Pablo Picasso’s Les Femmes d’Alger (Version “O”) is expected to fetch US$140 million when it goes on the block at Christie’s New York on Monday, May 11.
The painting will be one of several masterpieces offered in ‘Looking Forward to the Past’, a sale created in the spirit of the many curated auctions Christie’s has organized in New York and London in recent years.
This vibrantly-hued painting is the final and most highly finished work from Picasso’s 1954-55 series in which he looked back to 19th century French master Eugene Delacroix for inspiration, and in the process created a new style of painting.
Previously sold at Christie’s in 1997, as part of the legendary record-breaking sale of the Collection of Victor and Sally Ganz, Les femmes d’Alger (Version “O”) is among the first announced highlights of Looking Forward to the Past, a sale that focuses on the major artists of the 20th century and reflects a growing trend of cross-category collecting among Christie’s clients.
“From the auctioneer’s rostrum it has become clear that the many new global collectors chasing masterpieces have been waiting for an iconic Picasso to appear on the market. None is more iconic than Les femmes d’Alger. The sale on Monday 11 May promises to be a sale to remember,” said Jussi Pylkkanen, Christie’s global president.

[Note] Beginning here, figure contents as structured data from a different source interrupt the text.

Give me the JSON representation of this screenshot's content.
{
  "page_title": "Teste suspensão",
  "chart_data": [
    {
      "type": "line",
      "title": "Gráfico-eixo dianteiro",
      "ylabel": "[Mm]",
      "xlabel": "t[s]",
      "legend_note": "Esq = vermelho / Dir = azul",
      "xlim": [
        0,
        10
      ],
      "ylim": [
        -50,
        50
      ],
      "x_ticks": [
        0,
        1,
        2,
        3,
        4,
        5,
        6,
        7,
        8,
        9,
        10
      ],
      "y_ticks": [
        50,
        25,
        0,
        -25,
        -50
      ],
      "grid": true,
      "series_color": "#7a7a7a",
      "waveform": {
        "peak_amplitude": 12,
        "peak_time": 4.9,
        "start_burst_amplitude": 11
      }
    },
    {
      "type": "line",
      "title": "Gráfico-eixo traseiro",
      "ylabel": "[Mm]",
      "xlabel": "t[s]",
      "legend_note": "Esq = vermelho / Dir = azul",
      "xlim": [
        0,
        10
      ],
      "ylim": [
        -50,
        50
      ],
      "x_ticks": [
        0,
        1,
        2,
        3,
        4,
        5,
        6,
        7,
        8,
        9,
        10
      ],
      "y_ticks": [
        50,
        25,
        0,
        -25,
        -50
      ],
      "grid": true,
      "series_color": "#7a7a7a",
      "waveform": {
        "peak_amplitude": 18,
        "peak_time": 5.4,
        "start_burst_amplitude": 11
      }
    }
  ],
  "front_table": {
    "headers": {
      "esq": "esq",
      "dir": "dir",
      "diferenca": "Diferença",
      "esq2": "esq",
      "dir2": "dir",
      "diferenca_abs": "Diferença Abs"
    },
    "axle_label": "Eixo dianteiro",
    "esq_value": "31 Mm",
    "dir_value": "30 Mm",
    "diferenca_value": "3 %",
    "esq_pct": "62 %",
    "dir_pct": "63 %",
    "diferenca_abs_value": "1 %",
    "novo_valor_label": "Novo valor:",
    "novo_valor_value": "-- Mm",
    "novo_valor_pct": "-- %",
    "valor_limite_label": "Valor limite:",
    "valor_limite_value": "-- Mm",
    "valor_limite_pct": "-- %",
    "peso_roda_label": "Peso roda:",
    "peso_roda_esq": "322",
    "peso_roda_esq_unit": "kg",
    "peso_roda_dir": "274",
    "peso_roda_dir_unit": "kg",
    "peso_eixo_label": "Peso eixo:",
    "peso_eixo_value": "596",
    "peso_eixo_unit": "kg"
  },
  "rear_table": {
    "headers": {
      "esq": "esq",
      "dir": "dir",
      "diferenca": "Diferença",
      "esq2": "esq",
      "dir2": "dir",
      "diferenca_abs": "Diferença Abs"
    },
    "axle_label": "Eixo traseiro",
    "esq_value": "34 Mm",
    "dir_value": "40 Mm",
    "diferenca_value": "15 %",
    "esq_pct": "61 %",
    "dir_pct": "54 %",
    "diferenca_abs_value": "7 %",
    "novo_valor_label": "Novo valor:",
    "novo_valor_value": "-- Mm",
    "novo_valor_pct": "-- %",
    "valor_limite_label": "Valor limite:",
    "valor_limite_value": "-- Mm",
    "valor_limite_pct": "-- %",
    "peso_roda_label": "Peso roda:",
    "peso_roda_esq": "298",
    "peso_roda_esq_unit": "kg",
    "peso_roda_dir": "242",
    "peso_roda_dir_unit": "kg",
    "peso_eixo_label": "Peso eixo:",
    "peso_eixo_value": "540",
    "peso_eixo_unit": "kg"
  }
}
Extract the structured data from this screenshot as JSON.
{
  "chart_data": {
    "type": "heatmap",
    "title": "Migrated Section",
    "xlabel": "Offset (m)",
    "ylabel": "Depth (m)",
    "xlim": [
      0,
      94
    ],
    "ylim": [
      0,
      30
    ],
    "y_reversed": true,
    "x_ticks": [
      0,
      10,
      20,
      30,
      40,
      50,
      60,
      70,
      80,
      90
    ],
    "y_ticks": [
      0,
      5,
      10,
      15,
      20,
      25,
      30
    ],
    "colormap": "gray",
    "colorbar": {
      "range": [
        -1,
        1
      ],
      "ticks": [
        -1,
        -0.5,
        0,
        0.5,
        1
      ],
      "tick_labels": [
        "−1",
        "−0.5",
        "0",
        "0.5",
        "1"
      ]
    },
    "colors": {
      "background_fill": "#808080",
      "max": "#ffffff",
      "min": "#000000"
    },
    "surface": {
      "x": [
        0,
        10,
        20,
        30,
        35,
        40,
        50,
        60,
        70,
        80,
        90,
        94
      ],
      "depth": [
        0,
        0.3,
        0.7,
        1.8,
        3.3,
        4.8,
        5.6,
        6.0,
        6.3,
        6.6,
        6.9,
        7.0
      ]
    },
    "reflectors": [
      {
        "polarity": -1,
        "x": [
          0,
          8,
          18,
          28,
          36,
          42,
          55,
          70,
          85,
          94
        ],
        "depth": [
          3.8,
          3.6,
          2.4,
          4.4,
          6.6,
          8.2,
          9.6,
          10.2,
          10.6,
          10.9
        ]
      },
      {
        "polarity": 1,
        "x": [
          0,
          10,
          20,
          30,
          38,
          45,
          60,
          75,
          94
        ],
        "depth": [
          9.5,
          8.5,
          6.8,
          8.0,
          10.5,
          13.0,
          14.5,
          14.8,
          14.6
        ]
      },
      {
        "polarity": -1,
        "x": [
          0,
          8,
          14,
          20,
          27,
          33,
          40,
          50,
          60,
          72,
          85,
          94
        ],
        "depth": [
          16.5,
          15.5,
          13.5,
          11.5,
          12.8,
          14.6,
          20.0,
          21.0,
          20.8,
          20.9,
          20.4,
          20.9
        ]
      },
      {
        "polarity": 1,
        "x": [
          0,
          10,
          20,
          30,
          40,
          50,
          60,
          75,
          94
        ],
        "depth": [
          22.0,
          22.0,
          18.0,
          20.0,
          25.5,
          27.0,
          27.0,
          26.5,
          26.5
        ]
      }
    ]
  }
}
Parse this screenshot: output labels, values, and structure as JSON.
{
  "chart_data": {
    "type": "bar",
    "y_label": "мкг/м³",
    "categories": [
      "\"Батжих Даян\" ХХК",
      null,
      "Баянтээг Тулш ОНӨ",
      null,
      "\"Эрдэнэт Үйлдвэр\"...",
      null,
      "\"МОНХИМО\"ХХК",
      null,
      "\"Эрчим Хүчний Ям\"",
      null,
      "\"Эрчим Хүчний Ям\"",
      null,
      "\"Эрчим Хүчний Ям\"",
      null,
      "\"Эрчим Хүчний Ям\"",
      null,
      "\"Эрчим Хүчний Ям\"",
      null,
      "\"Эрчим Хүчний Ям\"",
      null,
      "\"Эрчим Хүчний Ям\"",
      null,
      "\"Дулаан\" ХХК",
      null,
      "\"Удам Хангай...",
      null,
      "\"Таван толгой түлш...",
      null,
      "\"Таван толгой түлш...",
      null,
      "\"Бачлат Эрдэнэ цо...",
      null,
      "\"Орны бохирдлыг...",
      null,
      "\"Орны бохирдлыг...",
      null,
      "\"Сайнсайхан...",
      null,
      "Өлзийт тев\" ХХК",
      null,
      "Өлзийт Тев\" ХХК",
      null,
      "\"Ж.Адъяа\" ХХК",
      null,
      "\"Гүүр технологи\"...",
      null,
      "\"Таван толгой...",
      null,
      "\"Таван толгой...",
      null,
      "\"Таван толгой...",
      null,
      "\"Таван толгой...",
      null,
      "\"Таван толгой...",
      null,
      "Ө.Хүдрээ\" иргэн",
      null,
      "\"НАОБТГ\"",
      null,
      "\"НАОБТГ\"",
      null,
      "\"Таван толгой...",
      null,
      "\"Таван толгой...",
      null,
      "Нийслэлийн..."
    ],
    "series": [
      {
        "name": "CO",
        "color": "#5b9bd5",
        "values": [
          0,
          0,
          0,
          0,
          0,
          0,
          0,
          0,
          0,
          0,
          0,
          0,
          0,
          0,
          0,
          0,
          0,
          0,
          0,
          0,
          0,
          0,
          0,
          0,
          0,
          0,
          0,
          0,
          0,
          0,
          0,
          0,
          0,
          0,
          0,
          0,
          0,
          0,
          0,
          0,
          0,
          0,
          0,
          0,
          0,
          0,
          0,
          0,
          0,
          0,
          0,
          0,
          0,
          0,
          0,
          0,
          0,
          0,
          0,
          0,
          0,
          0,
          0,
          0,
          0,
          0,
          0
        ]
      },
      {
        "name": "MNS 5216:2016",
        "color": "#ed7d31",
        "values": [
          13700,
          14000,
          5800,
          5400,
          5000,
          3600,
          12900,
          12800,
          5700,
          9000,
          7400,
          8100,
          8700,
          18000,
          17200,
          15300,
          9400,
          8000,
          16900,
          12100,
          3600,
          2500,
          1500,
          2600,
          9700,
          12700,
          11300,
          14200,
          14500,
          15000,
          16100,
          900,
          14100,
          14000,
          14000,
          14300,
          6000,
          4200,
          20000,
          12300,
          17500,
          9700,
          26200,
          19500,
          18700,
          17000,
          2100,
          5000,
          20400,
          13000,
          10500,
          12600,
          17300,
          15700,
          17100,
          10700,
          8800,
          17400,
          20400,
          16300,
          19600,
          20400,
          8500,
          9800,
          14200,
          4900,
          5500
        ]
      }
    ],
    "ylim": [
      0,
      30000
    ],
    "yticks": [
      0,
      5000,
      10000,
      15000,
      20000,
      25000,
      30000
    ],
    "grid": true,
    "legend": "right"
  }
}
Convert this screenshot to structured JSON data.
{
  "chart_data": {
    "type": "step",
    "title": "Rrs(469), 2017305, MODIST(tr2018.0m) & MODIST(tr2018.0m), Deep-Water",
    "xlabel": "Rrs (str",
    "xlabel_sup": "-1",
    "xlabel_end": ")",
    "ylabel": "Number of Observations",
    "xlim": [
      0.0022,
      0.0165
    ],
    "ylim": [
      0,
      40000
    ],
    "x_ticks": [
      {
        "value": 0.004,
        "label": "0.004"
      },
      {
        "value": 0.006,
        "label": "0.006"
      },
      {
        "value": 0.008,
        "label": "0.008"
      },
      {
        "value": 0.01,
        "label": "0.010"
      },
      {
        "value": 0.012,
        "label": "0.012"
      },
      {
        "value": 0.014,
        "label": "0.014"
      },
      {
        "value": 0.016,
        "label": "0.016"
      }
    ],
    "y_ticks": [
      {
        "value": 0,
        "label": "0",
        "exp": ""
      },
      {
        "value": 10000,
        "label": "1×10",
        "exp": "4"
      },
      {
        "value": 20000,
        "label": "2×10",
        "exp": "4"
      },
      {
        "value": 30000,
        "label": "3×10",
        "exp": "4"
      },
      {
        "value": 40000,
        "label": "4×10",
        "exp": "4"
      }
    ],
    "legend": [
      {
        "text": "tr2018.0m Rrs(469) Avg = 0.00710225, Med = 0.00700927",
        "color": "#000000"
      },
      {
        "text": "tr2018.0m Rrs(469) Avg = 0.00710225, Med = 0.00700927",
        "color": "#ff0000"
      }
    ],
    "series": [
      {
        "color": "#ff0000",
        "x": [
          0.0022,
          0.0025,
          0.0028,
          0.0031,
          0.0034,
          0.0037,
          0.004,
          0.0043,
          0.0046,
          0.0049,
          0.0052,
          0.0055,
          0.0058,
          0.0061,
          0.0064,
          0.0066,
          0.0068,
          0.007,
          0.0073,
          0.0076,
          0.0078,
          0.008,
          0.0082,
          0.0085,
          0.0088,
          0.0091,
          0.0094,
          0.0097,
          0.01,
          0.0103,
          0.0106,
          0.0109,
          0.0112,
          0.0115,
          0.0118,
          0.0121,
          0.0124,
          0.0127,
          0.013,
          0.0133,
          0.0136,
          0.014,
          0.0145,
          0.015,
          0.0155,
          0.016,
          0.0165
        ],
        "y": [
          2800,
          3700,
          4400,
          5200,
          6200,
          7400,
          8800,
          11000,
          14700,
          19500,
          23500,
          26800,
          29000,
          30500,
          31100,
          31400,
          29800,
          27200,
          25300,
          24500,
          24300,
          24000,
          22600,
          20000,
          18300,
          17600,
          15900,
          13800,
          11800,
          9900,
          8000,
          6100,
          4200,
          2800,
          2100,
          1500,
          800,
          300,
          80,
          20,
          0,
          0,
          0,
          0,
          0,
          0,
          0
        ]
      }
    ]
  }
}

Olivier Camu, deputy chairman, Impressionist and Modern Art, added: “Les femmes d’Alger, (Version “O”) is the culmination of a herculean project which Picasso started after Matisse’s death, in homage to his lost friend and competitor, and which over a period of two months and after nearly 100 studies on paper and 14 other paintings led to the creation of this phenomenal canvas in February 1955.
“With its packed composition, play on cubism and perspective, its violent colors, and its brilliant synthesis of Picasso’s lifelong obsessions, it is a milestone in Picasso’s oeuvre and one of his most famous masterpieces, together with Les demoiselles d’Avignon, 1907 and Guernica, 1937. One can arguably say that this is the single most important painting by Picasso to remain in private hands. Its sale on 11 May will be a watershed moment in the market for 20th century art.”